Dear Washington Post

3 03 2008

Why in the hell are you giving Charlotte Allen valuable newspaper real estate in your paper? I just read her column called “We Scream, We Swoon, How Dumb Can We Be?” and all I have to say is that has to be the biggest crock of poo I’ve read in a long time.

When are mainstream media outlets going to abandon the burning stupids?

My teeth are clenched over this one. Seriously clenched.

This is the same woman that wrote back in 2005 “Why are Airline Flight Attendants so Awful … and ugly?

And, for balance, both conservatives and progressives are calling foul on this one.

A good point, WP, is that if you are wanting to increase your female readership (something you’ve been whining about) then running crap like this isn’t helping your cause.

Echidne breaks it down:

The Washington Post is a step ahead of you. Women are either dim or fickle. Probably tomorrow they’ll have a thoughtful column which shows that we could be both dim and fickle!

It’s going to be a long election year, isn’t it.




7 responses

3 03 2008
Melissa Rhinolegs

oh. my. god. head. exploding. washington post, i’m so over you.

3 03 2008

My head exploded as well.

3 03 2008
Volunteer Voters » That Misogynistic Washington Post Article

[…] ALSO: Newscoma Lean Left Media Matters TNGW Jason Linkins KAG Share and Enjoy: These icons link to social […]

3 03 2008

Interesting reaction. What’s also interesting is if a male columnist had written a similar column exposing males’ shortcomings as a gender, there probably wouldn’t have been much reaction.

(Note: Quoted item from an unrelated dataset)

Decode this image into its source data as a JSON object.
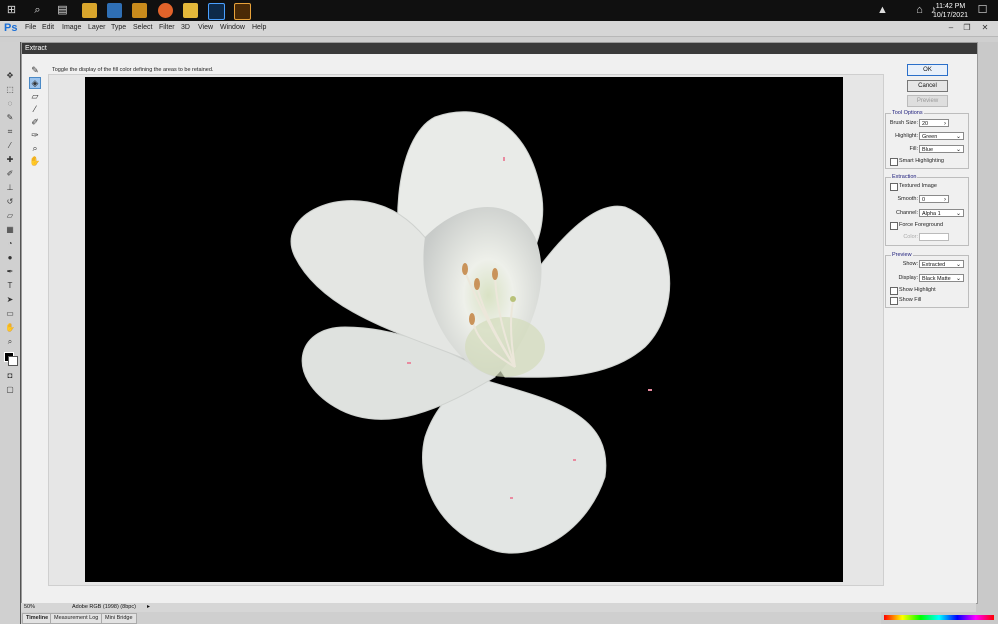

What were your chief objections to the column?

3 03 2008
SayUncle » Pull my finger and other things that aren’t funny

[…] So, as a joke, the WaPo says some sexist things about women. Women are not amused and start nagging err harshly voice their displeasure. […]

3 03 2008

Umm, did you read it?

4 03 2008

I find gender generalizations (or any stereotype for that matter) to be lazy writing. It would even be insulting if it was about men from a man. It’s a shitty article. Hello?! Is there an editor in the house?